Colegiados de setor do HSP - HU e espaços de atuação permanente

  • O Conselho Gestor do HU foi reformulado e fortalecido.
  • O regimento do HSP está em reformulação para inserir os colegiados de setor.
  • Foram criados os colegiados de Pronto-Socorro, Ambulatório, Subsolo e Diagnóstico por Imagem.
  • Foi publicado o ato normativo que regulamenta a ação desses colegiados, responsáveis pelo aprimoramento das condições de trabalho dos setores que compõem o HSP-HU.

Nossas convicções

Paridade

Conforme expresso no “Programa para uma Unifesp Plural e Democrática”, nosso compromisso é em favor da paridade nas consultas à comunidade para escolha de dirigentes e na composição dos conselhos onde houver a possibilidade legal, tal como já realizamos nos conselhos de Planejamento e de Gestão com Pessoas:

“Retomar o tema da paridade, em especial no que se refere ao processo de consulta à comunidade universitária para a escolha dos dirigentes da Unifesp (atualmente a maioria das universidades federais adotam o sistema paritário para a consulta), entre outros assuntos.” (Programa para uma Unifesp Plural e Democrática, p. 15 – Setembro de 2012)"

Este compromisso foi reafirmado nas sessões do Consu em maio e junho deste ano.
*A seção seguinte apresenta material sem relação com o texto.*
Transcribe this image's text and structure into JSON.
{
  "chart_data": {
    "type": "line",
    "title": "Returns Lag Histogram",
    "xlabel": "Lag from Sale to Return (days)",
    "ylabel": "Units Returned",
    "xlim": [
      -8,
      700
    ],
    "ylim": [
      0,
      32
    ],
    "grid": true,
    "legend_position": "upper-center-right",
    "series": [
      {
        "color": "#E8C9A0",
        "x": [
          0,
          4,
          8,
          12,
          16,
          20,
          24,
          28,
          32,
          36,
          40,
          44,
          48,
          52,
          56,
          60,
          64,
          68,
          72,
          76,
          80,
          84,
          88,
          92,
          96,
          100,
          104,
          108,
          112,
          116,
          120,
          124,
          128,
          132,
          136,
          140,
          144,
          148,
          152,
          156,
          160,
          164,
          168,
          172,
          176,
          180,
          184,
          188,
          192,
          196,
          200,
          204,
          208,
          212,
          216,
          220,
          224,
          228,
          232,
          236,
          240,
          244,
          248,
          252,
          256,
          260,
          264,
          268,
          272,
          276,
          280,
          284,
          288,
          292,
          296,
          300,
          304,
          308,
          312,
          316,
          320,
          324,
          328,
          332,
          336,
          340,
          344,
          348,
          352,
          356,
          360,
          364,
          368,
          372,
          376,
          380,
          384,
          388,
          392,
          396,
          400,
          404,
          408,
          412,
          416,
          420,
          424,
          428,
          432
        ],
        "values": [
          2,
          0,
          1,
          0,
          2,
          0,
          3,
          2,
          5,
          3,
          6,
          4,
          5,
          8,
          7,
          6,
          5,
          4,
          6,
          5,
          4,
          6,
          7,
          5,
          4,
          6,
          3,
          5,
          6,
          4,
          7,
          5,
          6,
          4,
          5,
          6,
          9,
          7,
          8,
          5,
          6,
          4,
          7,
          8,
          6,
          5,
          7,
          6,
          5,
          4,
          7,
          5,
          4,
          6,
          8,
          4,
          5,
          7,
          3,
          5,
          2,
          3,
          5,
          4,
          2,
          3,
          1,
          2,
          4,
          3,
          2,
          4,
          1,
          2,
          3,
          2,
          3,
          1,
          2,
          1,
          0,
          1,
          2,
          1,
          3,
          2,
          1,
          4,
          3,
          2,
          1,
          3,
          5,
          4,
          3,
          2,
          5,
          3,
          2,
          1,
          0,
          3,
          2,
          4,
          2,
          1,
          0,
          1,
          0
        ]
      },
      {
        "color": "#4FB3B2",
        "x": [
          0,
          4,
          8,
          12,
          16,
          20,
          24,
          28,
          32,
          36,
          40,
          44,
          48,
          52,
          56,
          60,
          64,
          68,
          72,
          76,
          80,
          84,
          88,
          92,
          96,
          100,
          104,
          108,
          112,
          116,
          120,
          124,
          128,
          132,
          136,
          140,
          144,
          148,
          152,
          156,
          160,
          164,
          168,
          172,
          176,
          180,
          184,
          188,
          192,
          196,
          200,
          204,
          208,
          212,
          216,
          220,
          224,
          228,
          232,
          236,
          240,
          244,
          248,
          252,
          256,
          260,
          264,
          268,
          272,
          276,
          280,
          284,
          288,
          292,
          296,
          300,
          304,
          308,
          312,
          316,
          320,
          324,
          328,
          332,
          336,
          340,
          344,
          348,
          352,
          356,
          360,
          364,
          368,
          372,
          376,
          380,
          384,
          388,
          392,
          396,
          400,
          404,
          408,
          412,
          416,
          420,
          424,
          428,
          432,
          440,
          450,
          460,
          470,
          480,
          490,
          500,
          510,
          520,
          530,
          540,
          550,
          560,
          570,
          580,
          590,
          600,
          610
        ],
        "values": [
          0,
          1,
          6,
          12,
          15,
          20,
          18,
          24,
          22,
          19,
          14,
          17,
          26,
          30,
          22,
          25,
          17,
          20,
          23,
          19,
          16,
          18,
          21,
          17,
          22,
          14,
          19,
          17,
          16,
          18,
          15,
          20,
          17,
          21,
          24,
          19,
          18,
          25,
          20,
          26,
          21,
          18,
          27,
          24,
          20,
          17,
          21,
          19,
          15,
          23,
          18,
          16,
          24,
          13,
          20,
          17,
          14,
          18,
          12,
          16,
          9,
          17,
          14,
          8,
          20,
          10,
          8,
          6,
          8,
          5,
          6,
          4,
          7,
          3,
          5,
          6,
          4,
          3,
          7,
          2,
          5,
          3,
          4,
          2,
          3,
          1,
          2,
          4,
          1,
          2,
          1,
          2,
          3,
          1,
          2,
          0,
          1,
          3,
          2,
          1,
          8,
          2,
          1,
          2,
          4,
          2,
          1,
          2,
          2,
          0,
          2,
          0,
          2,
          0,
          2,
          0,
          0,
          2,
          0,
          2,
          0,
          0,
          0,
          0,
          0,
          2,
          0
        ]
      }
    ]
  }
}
Em agosto será realizada uma audiência pública para aprofundar a discussão sobre a paridade para posterior deliberação do Consu.

Construção do diálogo

Há muito a fazer. Abertos ao aprendizado, seguimos trabalhando com serenidade, visando a dar voz e voto aos TAEs e valorizando seu trabalho na comunidade acadêmico-administrativa.

Todos os dias conquistamos novos objetivos. A cada passo construímos nossa trajetória, com coragem e honestidade. Não impomos quaisquer limites ao diálogo nem à crítica construtiva. E estamos convictos de que, pelo fato de termos as mesmas aspirações, superaremos os muitos obstáculos, sempre contando com a participação e o empenho de todos os que acreditam em dias melhores!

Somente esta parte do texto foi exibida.